Problem Statement in English

You’re given a $2$ integers m and n. They represent the number of rows and columns in a grid.

Your task is to calculate the number of paths from the origin $(0,0)$ to $(m - 1,n - 1)$.

Approach

They’ve told us that you can either move down or right at any point. So, the number of paths from a co-ordinate $(x,y)$ to $(m-1, n-1)$ (let’s call the the function that does the calculation sol) is:

$$\text{sol(x,y)} = \text{sol}(x + 1, y) + \text{sol}(x, y + 1)$$

You can actually solve this problem with just the formula. It clearly involves recursion, as can be seen from the way the function is invoked.

However, there’s one major flaw to this approach. Redundant computation.

I’m going to draw a graph, because that should make a whole lot more sense than me trying to put it into words.

    graph TD
    A((0,0)) --> B((1,0))
    A --> C((0,1))

    B --> D((2,0))
    B --> E((1,1))

    C --> F((1,1))
    C --> G((0,2))

Do you see how $(1,1)$ is called twice?

As the recursion tree generates there will be far more duplicated calls. The way we fix this, is through a technique called memoization.

All it does, is cache results, and so before we attempt to calculate the result for a co-ordinate, we check if it’s been calculated in the past. If it has, we use that stored value instead of redoing the calculation.
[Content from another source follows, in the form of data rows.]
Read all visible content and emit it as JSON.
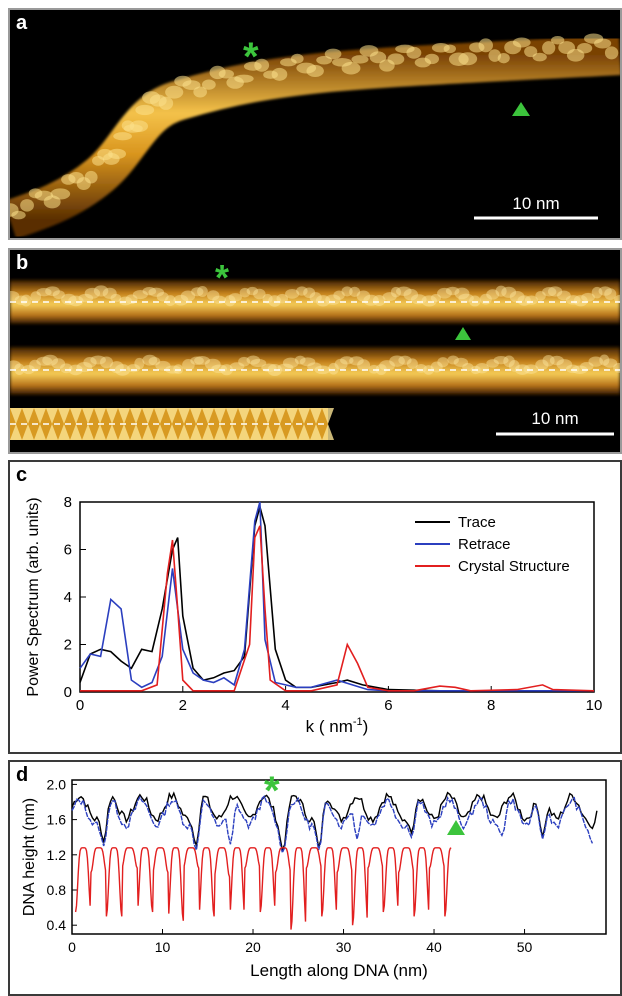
{
  "panels": {
    "a": {
      "letter": "a",
      "scale_bar_label": "10 nm",
      "markers": [
        "asterisk",
        "triangle"
      ],
      "colors": {
        "strand_core": "#f6c64a",
        "strand_edge": "#9a5a08",
        "marker": "#3cc43c",
        "background": "#000000"
      }
    },
    "b": {
      "letter": "b",
      "scale_bar_label": "10 nm",
      "markers": [
        "asterisk",
        "triangle"
      ]
    },
    "c": {
      "letter": "c"
    },
    "d": {
      "letter": "d"
    }
  },
  "chart_data": [
    {
      "type": "line",
      "panel": "c",
      "xlabel": "k ( nm",
      "xlabel_sup": "-1",
      "xlabel_end": ")",
      "ylabel": "Power Spectrum (arb. units)",
      "xlim": [
        0,
        10
      ],
      "ylim": [
        0,
        8
      ],
      "xticks": [
        "0",
        "2",
        "4",
        "6",
        "8",
        "10"
      ],
      "yticks": [
        "0",
        "2",
        "4",
        "6",
        "8"
      ],
      "grid": false,
      "legend_position": "top-right",
      "series": [
        {
          "name": "Trace",
          "color": "#000000",
          "x": [
            0,
            0.2,
            0.4,
            0.6,
            0.8,
            1,
            1.2,
            1.4,
            1.6,
            1.8,
            1.9,
            2.0,
            2.2,
            2.4,
            2.6,
            2.8,
            3.0,
            3.2,
            3.4,
            3.5,
            3.6,
            3.8,
            4.0,
            4.2,
            4.5,
            5.0,
            5.2,
            5.5,
            6,
            7,
            8,
            9,
            10
          ],
          "y": [
            0.4,
            1.6,
            1.8,
            1.7,
            1.3,
            1.0,
            1.8,
            1.7,
            3.5,
            6.0,
            6.5,
            3.2,
            1.0,
            0.5,
            0.6,
            0.8,
            0.9,
            1.5,
            7.0,
            7.8,
            7.0,
            1.8,
            0.5,
            0.2,
            0.2,
            0.4,
            0.5,
            0.3,
            0.1,
            0.05,
            0.05,
            0.05,
            0.05
          ]
        },
        {
          "name": "Retrace",
          "color": "#2b3fbf",
          "x": [
            0,
            0.2,
            0.4,
            0.6,
            0.8,
            1.0,
            1.2,
            1.4,
            1.6,
            1.8,
            2.0,
            2.2,
            2.4,
            2.6,
            2.8,
            3.0,
            3.2,
            3.4,
            3.5,
            3.6,
            3.8,
            4.0,
            4.2,
            4.5,
            5.0,
            5.3,
            5.6,
            6,
            7,
            8,
            9,
            10
          ],
          "y": [
            1.0,
            1.6,
            1.5,
            3.9,
            3.5,
            0.5,
            0.2,
            0.4,
            1.5,
            5.2,
            1.8,
            0.8,
            0.5,
            0.4,
            0.6,
            0.3,
            1.8,
            7.2,
            8.0,
            2.2,
            0.4,
            0.3,
            0.2,
            0.2,
            0.5,
            0.3,
            0.1,
            0.05,
            0.05,
            0.05,
            0.05,
            0.05
          ]
        },
        {
          "name": "Crystal Structure",
          "color": "#e21f1f",
          "x": [
            0,
            0.5,
            1.0,
            1.2,
            1.5,
            1.7,
            1.8,
            1.9,
            2.0,
            2.2,
            2.5,
            3.0,
            3.3,
            3.4,
            3.5,
            3.6,
            3.7,
            4.0,
            4.5,
            5.0,
            5.2,
            5.4,
            5.6,
            6,
            6.5,
            7.0,
            7.3,
            7.6,
            8.5,
            9.0,
            9.2,
            10
          ],
          "y": [
            0.05,
            0.05,
            0.05,
            0.05,
            0.3,
            5.0,
            6.4,
            3.5,
            0.5,
            0.05,
            0.05,
            0.05,
            2.0,
            6.5,
            7.0,
            3.5,
            0.5,
            0.05,
            0.05,
            0.3,
            2.0,
            1.2,
            0.2,
            0.05,
            0.05,
            0.25,
            0.2,
            0.05,
            0.1,
            0.3,
            0.1,
            0.05
          ]
        }
      ]
    },
    {
      "type": "line",
      "panel": "d",
      "xlabel": "Length along DNA (nm)",
      "ylabel": "DNA height (nm)",
      "xlim": [
        0,
        59
      ],
      "ylim": [
        0.3,
        2.05
      ],
      "xticks": [
        "0",
        "10",
        "20",
        "30",
        "40",
        "50"
      ],
      "yticks": [
        "0.4",
        "0.8",
        "1.2",
        "1.6",
        "2.0"
      ],
      "grid": false,
      "series": [
        {
          "color": "#000000",
          "x_end": 58,
          "period": 3.4,
          "base": 1.74,
          "amp": 0.13,
          "dips": [
            [
              3.5,
              1.35
            ],
            [
              13.7,
              1.3
            ],
            [
              23.3,
              1.25
            ],
            [
              27.3,
              1.28
            ],
            [
              37.5,
              1.45
            ],
            [
              52,
              1.4
            ],
            [
              57.5,
              1.5
            ]
          ],
          "seed": 7
        },
        {
          "color": "#2b3fbf",
          "x_end": 57.5,
          "period": 3.4,
          "base": 1.68,
          "amp": 0.14,
          "dips": [
            [
              3.5,
              1.3
            ],
            [
              13.7,
              1.25
            ],
            [
              17.5,
              1.32
            ],
            [
              23.3,
              1.22
            ],
            [
              27.3,
              1.25
            ],
            [
              31.5,
              1.38
            ],
            [
              37.5,
              1.4
            ],
            [
              47.5,
              1.42
            ],
            [
              52,
              1.38
            ],
            [
              57.5,
              1.33
            ]
          ],
          "seed": 13
        },
        {
          "color": "#e21f1f",
          "x_end": 42.0,
          "period": 1.7,
          "base": 1.28,
          "seed": 3,
          "dip_values": [
            0.55,
            1.0,
            0.5,
            1.05,
            0.55,
            1.0,
            0.45,
            1.05,
            0.5,
            0.95,
            0.5,
            1.05,
            0.55,
            1.0,
            0.35,
            1.05,
            0.5,
            1.0,
            0.4,
            1.05,
            0.55,
            1.0,
            0.5,
            1.05,
            0.5,
            0.95,
            0.5
          ]
        }
      ]
    }
  ]
}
It’s basically a lookup table. With a fancy name.

Solution in Python


class Solution:
    def uniquePaths(self, m: int, n: int) -> int:

        # for memoization
        lookup = {}

        def recursiveCall(x: int, y: int):
            # base case
            if x == m - 1 and y == n - 1:
                return 1
            # out of bounds
            if x >= m or y >= n:
                return 0
            # if already calculated
            if (x, y) in lookup:
                return lookup[(x, y)]

            # down and right
            down = recursiveCall(x + 1, y)
            right = recursiveCall(x, y + 1)

            # store the result
            lookup[(x + 1, y)] = down
            lookup[(x, y + 1)] = right
            lookup[(x, y)] = down + right

            # return the result
            return lookup[(x, y)]

        # begin recursion
        return recursiveCall(0, 0)

Complexity

  • Time: $O(m \times n)$
    Since we iterate over $m \times n$ co-ordinates at most.

  • Space: $O(n^2)$
    Since we might cache upto $m \times n$ values in the lookup table.

And we are done.